PENUKARAN UANG: Tersedia beberapa bus dari 10 bank umum untuk melayani penukaran uang kepada masyarakat mulai Senin (19/6/2017). (manteb.com/tegar-way)

SOLO,MANTEB.Com – Kantor Perwakilan Bank Indonesia (KPwBI) Surakarta bersama Pemerintah Kota (Pemkot) Surakarta mengadakan penukaran uang bersama untuk masyarakat di Benteng Vastenburg, Solo. Kegiatan ini digelar selama empat hari mulai dari Senin (19/6/2017) sampai Kamis (22/6/2017).

Kepala KPwBI Surakarta, Bandoe Widiarto mengatakan, terdapat 10 bank umum termasuk Bank Indonesia (BI) yang berpartisipasi di layanan penukaran bersama ini. Dia menambahkan, telah bekerja sama dengan 86 kantor bank di Solo Raya.

“Ada 86 yang akan melayani penukaran uang pecahan kecil, yang tersebar di wilayah Solo Raya,” kata Bandoe, saat ditemui MANTEB.COM, Senin (19/6/2017) siang.

Selama Lebaran, BI menyediakan modal Rp4 triliun untuk penukaran uang. Menurutnya, sejauh ini sudah 61 persen terpenuhi. Diprediksi, orang yang menukarkan uang akan semakin banyak pada pekan terakhir.

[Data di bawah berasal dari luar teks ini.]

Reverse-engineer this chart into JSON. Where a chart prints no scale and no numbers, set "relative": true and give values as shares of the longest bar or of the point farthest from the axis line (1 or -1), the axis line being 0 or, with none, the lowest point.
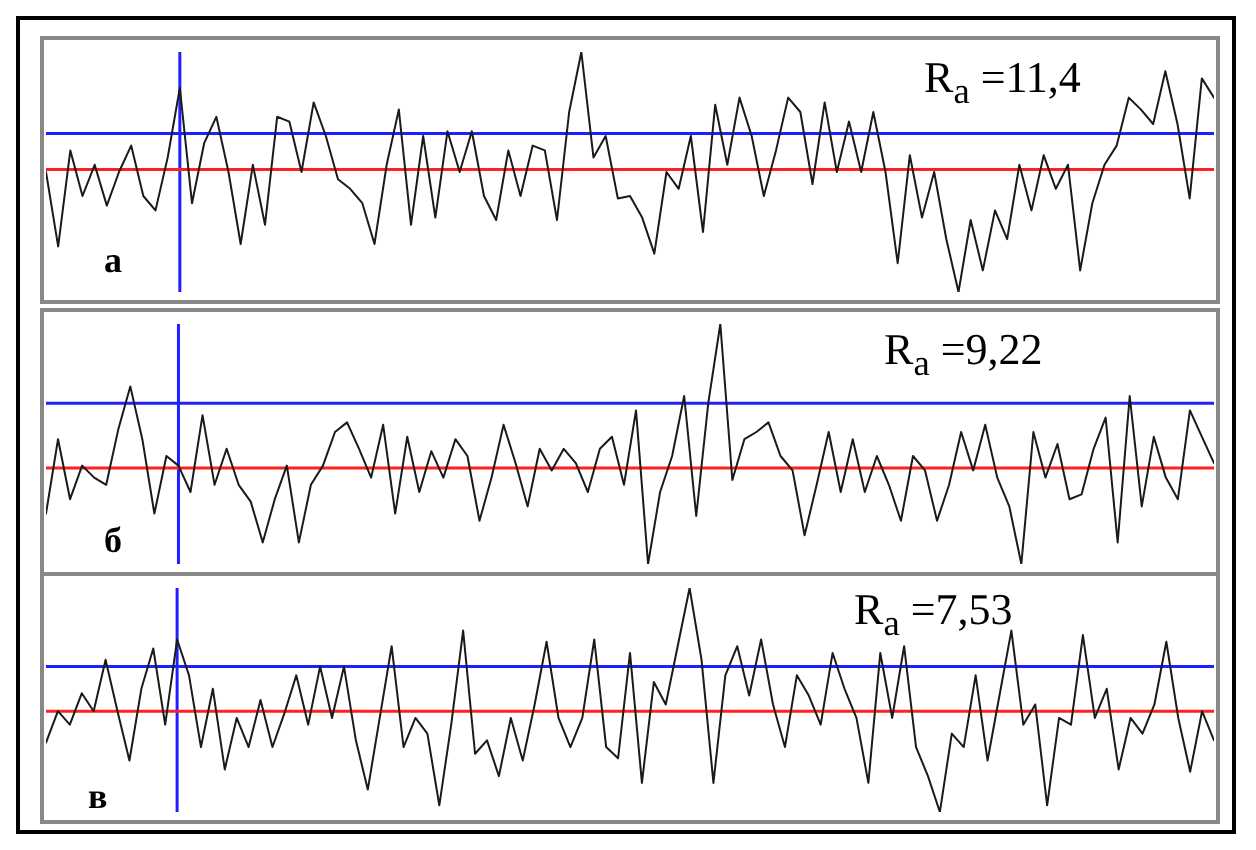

Untuk penukaran uang, setiap orang dibatasi maksimal menukarkan senilai Rp4,4 juta. Pihaknya menyediakan pecahan uang kecil mulai dari Rp20 ribu hingga Rp2 ribu.

“Setiap orang ada batas penukarannya yaitu maksimal Rp4,4 juta. Dengan pecahan dua ribuan sampai 20 ribuan,” ungkap Bandoe.

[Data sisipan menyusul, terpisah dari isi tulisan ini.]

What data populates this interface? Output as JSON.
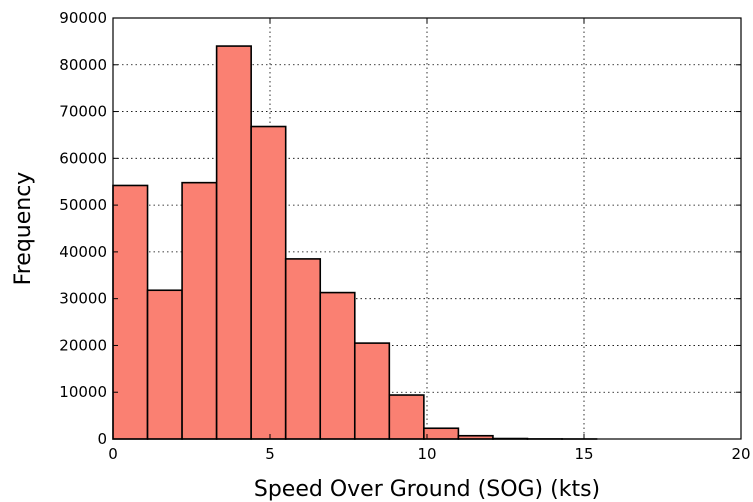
{
  "chart_data": {
    "type": "bar",
    "xlabel": "Speed Over Ground (SOG) (kts)",
    "ylabel": "Frequency",
    "xlim": [
      0,
      20
    ],
    "ylim": [
      0,
      90000
    ],
    "xticks": [
      0,
      5,
      10,
      15,
      20
    ],
    "yticks": [
      0,
      10000,
      20000,
      30000,
      40000,
      50000,
      60000,
      70000,
      80000,
      90000
    ],
    "grid": true,
    "bar_color": "#fa8072",
    "bins": [
      {
        "x0": 0.0,
        "x1": 1.1,
        "value": 54200
      },
      {
        "x0": 1.1,
        "x1": 2.2,
        "value": 31800
      },
      {
        "x0": 2.2,
        "x1": 3.3,
        "value": 54800
      },
      {
        "x0": 3.3,
        "x1": 4.4,
        "value": 84000
      },
      {
        "x0": 4.4,
        "x1": 5.5,
        "value": 66800
      },
      {
        "x0": 5.5,
        "x1": 6.6,
        "value": 38500
      },
      {
        "x0": 6.6,
        "x1": 7.7,
        "value": 31300
      },
      {
        "x0": 7.7,
        "x1": 8.8,
        "value": 20500
      },
      {
        "x0": 8.8,
        "x1": 9.9,
        "value": 9400
      },
      {
        "x0": 9.9,
        "x1": 11.0,
        "value": 2300
      },
      {
        "x0": 11.0,
        "x1": 12.1,
        "value": 700
      },
      {
        "x0": 12.1,
        "x1": 13.2,
        "value": 100
      },
      {
        "x0": 13.2,
        "x1": 14.3,
        "value": 20
      },
      {
        "x0": 14.3,
        "x1": 15.4,
        "value": 5
      }
    ]
  }
}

Dalam penukaran uang ini, masyarakat diminta untuk menyerahkan Kartu Tanda Penduduk (KTP) untuk dilakukan screening. Hal ini dilakukan untuk membantu pendataan identitas penukar agar pelaksanaan lebih tertib.

Bandoe menambahkan, masyarakat diimbau untuk tetap berhati-hati terhadap peredaran uang palsu. Pihaknya mengajak masyarakat untuk lebih teliti dalam mengenali uang, dan menjaganya dengan baik.

“Uang merupakan simbol negara jadi harus tetap dijaga. Maka dari itu kita jaga uang dengan dengan 3K (kudapat, kusimpan dan kusayang), tutur Bandoe.